Dans une tribune publiée par Autosport en réponse à une question de lecteur sur le règlement moteur idéal pour 2031, l’ingénieur a défendu un format qu’il qualifie de « fondamentalement nouveau ». Son point de départ repose sur trois priorités : faire baisser les coûts, continuer à repousser les limites d’efficacité du moteur thermique pour rester pertinent aux yeux des constructeurs sans fermer la porte aux indépendants, et redonner au groupe propulseur une vraie charge émotionnelle.

Pour Symonds, ce dernier point impose de rompre avec le turbo utilisé en F1 depuis 2014. Il dit accepter « la perte d’efficacité liée à la suppression du turbo » parce que la suralimentation « étouffe » la sonorité d’échappement, ajoute du coût et de la complexité, et alourdit la voiture avec des éléments supplémentaires comme les échangeurs.

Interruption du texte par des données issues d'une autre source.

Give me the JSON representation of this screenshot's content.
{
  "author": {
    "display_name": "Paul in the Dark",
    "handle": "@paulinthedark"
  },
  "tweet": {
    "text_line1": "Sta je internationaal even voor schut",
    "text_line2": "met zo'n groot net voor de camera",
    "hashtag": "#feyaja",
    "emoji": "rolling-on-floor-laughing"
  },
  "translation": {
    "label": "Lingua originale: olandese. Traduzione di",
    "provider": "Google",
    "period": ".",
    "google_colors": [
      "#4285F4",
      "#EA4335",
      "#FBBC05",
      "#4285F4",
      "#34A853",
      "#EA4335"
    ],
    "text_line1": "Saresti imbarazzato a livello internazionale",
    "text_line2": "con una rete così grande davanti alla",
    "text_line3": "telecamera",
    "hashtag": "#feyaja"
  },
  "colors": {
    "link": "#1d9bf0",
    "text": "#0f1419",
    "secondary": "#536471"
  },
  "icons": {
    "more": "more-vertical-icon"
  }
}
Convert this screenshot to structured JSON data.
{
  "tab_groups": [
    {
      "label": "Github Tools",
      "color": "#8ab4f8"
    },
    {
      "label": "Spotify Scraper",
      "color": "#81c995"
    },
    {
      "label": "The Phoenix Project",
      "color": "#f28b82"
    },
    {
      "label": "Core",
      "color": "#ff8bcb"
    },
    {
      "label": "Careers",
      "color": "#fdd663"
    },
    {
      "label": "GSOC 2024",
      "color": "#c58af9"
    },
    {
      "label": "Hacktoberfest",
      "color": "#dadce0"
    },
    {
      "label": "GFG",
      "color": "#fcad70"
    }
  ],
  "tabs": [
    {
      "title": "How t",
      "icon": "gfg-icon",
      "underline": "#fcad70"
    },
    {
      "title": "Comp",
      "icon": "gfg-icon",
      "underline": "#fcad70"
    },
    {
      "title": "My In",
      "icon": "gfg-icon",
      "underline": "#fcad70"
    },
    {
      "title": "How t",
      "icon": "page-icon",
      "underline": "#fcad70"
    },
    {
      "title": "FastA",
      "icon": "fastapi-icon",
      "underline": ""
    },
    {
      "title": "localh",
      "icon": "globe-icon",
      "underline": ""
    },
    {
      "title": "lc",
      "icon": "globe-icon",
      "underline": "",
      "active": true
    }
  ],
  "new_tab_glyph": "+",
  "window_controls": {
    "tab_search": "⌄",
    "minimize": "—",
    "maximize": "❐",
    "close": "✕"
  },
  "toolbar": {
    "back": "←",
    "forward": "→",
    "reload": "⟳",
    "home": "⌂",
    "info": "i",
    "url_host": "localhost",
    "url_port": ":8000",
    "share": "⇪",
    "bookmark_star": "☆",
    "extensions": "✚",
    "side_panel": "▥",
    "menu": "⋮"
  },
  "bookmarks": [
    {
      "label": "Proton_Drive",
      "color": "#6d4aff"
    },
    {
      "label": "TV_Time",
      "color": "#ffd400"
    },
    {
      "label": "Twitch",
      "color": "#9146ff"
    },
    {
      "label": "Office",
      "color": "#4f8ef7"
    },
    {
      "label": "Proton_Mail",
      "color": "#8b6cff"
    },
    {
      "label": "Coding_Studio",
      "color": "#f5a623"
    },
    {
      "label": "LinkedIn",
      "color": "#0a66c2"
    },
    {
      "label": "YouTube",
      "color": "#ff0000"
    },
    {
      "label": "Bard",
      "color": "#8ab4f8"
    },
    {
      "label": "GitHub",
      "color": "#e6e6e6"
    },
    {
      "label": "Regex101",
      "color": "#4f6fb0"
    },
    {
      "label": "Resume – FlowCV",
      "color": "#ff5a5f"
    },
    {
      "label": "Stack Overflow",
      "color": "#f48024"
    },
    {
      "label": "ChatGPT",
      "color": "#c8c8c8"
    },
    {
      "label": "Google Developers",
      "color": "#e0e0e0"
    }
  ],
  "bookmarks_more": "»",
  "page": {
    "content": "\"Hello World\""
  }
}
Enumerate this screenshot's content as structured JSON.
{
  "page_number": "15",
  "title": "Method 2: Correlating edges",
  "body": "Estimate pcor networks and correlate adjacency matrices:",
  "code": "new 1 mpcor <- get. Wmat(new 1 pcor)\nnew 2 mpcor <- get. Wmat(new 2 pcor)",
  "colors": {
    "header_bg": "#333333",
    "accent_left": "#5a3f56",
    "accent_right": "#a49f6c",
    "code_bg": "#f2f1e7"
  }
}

À ses yeux, un moteur atmosphérique, très pointu et bruyant, permettrait de retrouver « la pure émotion » qui manque aujourd’hui.

Il ne plaide pourtant pas pour un retour en arrière complet. Symonds rejette l’idée d’abandonner l’hybridation, estimant que « l’électrification fait partie d’un groupe propulseur moderne » et que la combinaison intelligente du moteur électrique et du thermique reste la meilleure solution. En revanche, il ne veut pas reconduire l’architecture actuelle et privilégie un système à « forte puissance, faible énergie ».

Concrètement, il propose de ramener la puissance électrique d’environ 350 kW aujourd’hui à 250 kW, avec une utilisation limitée à six à huit secondes par tour. Selon lui, cela suffirait pour un dépassement tout en permettant d’utiliser des batteries plus petites et plus légères. Il suggère aussi de plafonner ce boost à environ un tiers de la distance de course.

L’objectif n’est pas d’améliorer le temps au tour par l’accumulation d’énergie électrique, mais de créer un outil d’attaque plus efficace que le DRS. Symonds estime qu’un tel système rendrait aussi davantage la main aux pilotes dans la gestion tactique, au lieu de laisser les algorithmes du groupe propulseur ou les ingénieurs au muret dicter l’exploitation idéale de l’énergie.

Son verdict est clair : une telle réglementation pourrait réduire les coûts, préserver l’efficacité comme critère compétitif majeur, améliorer le spectacle en piste et, surtout, remettre de l’émotion au cœur de la Formule 1.